Marcuse et la révolution culturelle

L'influence du philosophe Herbert Marcuse sur la contre-culture nord-américaine et européenne fut sans doute déterminante. Après Éros et Civilisation (1955), qui affirme la possibilité d'une civilisation non répressive, et l'Homme unidimensionnel (1964), critique radicale du totalitarisme démocratique, Marcuse s'attacha à tracer une voie concrète vers un bouleversement des structures. Dans Vers la libération (An essay on liberation, 1969), sous-titré «Au-delà de l'homme unidimensionnel», il rejette à la fois «l'hégémonie mondiale du capitalisme des monopoles», qui ne répond aux attentes de libération que par un renforcement de l'exploitation économique et de la répression militaire, et le «bloc socialiste». Ce dernier, parce qu'il doit lutter contre le capitalisme, ne peut «se débarrasser de sa bureaucratie répressive», ce qui le conduit à finalement n'aspirer qu'à suivre le modèle américain.

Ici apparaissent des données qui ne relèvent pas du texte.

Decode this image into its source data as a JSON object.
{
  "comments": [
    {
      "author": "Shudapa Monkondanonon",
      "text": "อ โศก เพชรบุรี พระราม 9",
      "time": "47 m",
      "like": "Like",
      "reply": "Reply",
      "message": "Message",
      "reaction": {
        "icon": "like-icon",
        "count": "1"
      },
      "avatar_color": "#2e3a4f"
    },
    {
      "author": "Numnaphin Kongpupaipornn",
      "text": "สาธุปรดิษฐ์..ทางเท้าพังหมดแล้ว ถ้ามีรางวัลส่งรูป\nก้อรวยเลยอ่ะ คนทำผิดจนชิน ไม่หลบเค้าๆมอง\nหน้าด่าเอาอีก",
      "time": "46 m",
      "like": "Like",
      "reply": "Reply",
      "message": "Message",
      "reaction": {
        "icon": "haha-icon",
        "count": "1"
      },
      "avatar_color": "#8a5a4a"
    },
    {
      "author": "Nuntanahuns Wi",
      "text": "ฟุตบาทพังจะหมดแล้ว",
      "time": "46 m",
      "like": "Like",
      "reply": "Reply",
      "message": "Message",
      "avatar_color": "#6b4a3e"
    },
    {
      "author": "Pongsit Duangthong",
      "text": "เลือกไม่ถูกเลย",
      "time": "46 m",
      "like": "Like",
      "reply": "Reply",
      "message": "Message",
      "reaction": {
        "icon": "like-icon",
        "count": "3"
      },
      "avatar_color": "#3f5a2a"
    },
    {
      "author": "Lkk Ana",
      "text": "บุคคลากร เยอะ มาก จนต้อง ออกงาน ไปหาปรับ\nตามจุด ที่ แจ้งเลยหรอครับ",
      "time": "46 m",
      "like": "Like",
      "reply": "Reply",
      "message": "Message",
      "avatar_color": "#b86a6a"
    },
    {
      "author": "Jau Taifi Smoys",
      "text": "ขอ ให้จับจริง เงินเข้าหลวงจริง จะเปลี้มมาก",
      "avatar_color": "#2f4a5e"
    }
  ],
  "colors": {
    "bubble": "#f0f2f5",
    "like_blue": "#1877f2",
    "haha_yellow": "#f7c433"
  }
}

Contre ces deux systèmes, Marcuse appela la jeunesse à pratiquer la «contestation permanente» et à s'attacher «à la création d'une solidarité réelle de l'espèce humaine, à l'élimination de la pauvreté et de la misère au-delà de toute frontière nationale et de toute zone d'intérêt, à la construction de la paix».

 

Dans Contre-révolution et révolte (Counterrevolution and revolt, 1972), Marcuse montre qu'à la révolution culturelle en cours le capitalisme oppose une réorganisation de ses structures, y compris culturelles : «Ce qui est devenu intolérable en ce monde, c'est l'implacable unité des contraires : le plaisir allié à l'horreur, le calme à la violence, la jouissance à la destruction […] il faut faire une arme politique de la protestation contre cet état de choses.» Le but de la contre-culture est donc de «développer la conscience pour provoquer une situation révolutionnaire».